Tensor Parallelism was described in https://arxiv.org/pdf/1909.08053 by researchers from NVIDIA, and it basically shards the attention QKV weights, attention projection weights, and MLP up & down projection weights along the hidden / embedding dimension.
In addition, some of the activations are also sharded too – see the picture below. If the weights of a Linear layer are sharded in a Columnwise Parallel fashion (i.e. the Column dimension is the one being sharded), then the activations (or outputs) of that layer will be sharded. If the weights of a Linear layer are sharded in a Rowwise Parallel fashion (i.e. the Row dimension is the one being sharded), then the inputs to that layer must also be sharded for the matrix multiplication to work. Tensor Parallelism in Megatron-LM basically uses a pattern like this:
- An unsharded input Tensor applied to Columnwise Parallel Linear layer produces an output that is sharded.
- Then, that sharded output goes through pointwise operations on the sharded tensor.
- Then, that sharded tensor is applied with a Rowwise Parallel Linear layer that produces an unsharded output on every replica.
- The unsharded outputs are combined together via an allreduce (with the sum as the reduction operation).
Below is a diagram of this to help visualize all the dimensions, with the non-sharded version on the left and the sharded version on the right. Do note that with FlashAttention, a majority of the activations in the Attention block are not materialized to GPU HBM in practice anymore. Here are the Excalidraw links: mlp, attention.
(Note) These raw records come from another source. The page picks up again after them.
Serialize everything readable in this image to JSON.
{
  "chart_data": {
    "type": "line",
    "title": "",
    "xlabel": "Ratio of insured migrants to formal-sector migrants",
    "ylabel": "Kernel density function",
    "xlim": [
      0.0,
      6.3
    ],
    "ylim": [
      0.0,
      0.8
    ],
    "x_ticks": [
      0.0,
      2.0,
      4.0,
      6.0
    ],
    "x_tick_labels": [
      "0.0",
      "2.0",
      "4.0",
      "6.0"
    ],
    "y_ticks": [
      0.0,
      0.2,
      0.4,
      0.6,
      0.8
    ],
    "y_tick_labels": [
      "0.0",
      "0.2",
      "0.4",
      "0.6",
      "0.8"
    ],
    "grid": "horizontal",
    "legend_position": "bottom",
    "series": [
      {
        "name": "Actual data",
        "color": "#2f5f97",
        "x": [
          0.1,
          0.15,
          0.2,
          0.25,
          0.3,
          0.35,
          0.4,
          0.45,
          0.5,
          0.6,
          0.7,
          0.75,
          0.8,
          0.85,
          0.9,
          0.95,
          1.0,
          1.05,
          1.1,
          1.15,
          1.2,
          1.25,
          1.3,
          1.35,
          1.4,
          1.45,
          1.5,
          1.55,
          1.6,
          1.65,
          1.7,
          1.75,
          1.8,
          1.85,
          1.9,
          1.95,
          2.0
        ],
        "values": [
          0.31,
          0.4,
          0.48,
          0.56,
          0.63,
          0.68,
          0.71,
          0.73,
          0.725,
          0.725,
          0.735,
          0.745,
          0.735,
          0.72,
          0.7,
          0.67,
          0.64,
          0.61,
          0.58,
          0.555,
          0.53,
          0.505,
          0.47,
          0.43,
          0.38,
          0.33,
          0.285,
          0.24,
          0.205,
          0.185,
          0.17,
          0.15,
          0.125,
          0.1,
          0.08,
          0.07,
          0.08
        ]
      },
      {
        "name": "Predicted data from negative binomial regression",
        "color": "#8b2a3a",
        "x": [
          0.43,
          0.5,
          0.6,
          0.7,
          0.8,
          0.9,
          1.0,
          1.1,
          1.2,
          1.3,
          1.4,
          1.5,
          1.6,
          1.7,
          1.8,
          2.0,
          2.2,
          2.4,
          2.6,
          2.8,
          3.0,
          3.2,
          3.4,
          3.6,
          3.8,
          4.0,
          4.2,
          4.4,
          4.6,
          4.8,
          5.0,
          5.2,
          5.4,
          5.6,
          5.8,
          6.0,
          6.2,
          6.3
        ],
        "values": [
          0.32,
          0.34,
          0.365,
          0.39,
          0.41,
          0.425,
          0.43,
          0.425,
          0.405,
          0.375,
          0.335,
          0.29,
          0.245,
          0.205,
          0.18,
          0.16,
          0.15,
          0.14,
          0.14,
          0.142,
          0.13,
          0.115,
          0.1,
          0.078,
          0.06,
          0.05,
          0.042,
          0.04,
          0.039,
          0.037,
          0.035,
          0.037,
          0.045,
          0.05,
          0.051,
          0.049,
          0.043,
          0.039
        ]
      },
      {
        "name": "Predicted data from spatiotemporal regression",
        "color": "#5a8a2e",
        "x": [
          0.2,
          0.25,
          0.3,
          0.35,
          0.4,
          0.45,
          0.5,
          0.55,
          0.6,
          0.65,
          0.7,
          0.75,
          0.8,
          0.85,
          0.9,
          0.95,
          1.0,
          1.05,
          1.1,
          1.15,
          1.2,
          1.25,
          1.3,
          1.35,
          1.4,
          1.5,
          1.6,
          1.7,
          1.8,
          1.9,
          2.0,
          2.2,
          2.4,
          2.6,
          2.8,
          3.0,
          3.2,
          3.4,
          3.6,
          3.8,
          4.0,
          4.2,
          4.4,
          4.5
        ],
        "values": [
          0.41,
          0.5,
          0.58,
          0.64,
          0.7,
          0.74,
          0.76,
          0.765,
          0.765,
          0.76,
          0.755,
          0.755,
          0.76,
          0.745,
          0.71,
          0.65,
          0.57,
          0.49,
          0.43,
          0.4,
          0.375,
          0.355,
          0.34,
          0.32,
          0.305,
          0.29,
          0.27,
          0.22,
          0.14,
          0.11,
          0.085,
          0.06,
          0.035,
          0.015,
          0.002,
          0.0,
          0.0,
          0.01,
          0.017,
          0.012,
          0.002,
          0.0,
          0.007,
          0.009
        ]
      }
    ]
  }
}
The tensors highlighted in Yellow are sharded in a Tensor Parallel fashion (along the hidden / embedding dimension).
One thing you might notice is that we can shard some of the activations of the model along the sequence dimension too (denoted by S in the pictures). Again this was proposed by NVIDIA (in https://arxiv.org/pdf/2205.05198) and popularized by Megatron-LM. This only has a few small changes – instead of doing 2 allreduces, we do 2 reduce-scatters and 2 all-gathers. This is actually the same amount of communication as before! NCCL does a Ring allreduce within a node, and a Ring allreduce is composed of a reduce-scatter and an all-gather. With recent hardware NCCL might use SHARP instead of a Ring, but the same principle applies.
The diagram is attached below, and here’s the Excalidraw link. The tensors highlighted in Yellow are sharded in a Tensor Parallel fashion as before, while the tensors in Red are sharded in a Sequence Parallel fashion. The pattern to note is instead of doing an allreduce to combine unsharded tensors, we do a reduce-scatter to both do the required reduction, but also shard the tensor along the sequence dimension instead of the hidden / embedding dimension. And later on we do an all-gather so that all ranks have all replicas before the Attention or the MLP portions, which still operate in the same Tensor Parallel fashion as before.
The only reason we can do this is because the operations such as LayerNorm or Dropout do not require a reduction across the sequence dimension! If they did require that then we would need to do an additional communication collective in that operation, which reduces the point of sharding it again in the first place.
One additional detail that readers might notice is for the entire Self Attention portion of the computation, nothing is sharded along the sequence dimension. This is much trickier than what we did above, since at a first glance the Self Attention portion of the model requires the entire sequence dimension to perform the computation (since it does a softmax which does a reduction across the sequence dimension), whereas the LayerNorm and Dropout portions do not (the LayerNorm reduction is across the hidden dimension, not the sequence dimension).
However there is a way to do this! NVIDIA calls this additional feature Context Parallelism in Megatron-LM, which is basically just an implementation of the Ring Attention paper. This will be discussed in a later post!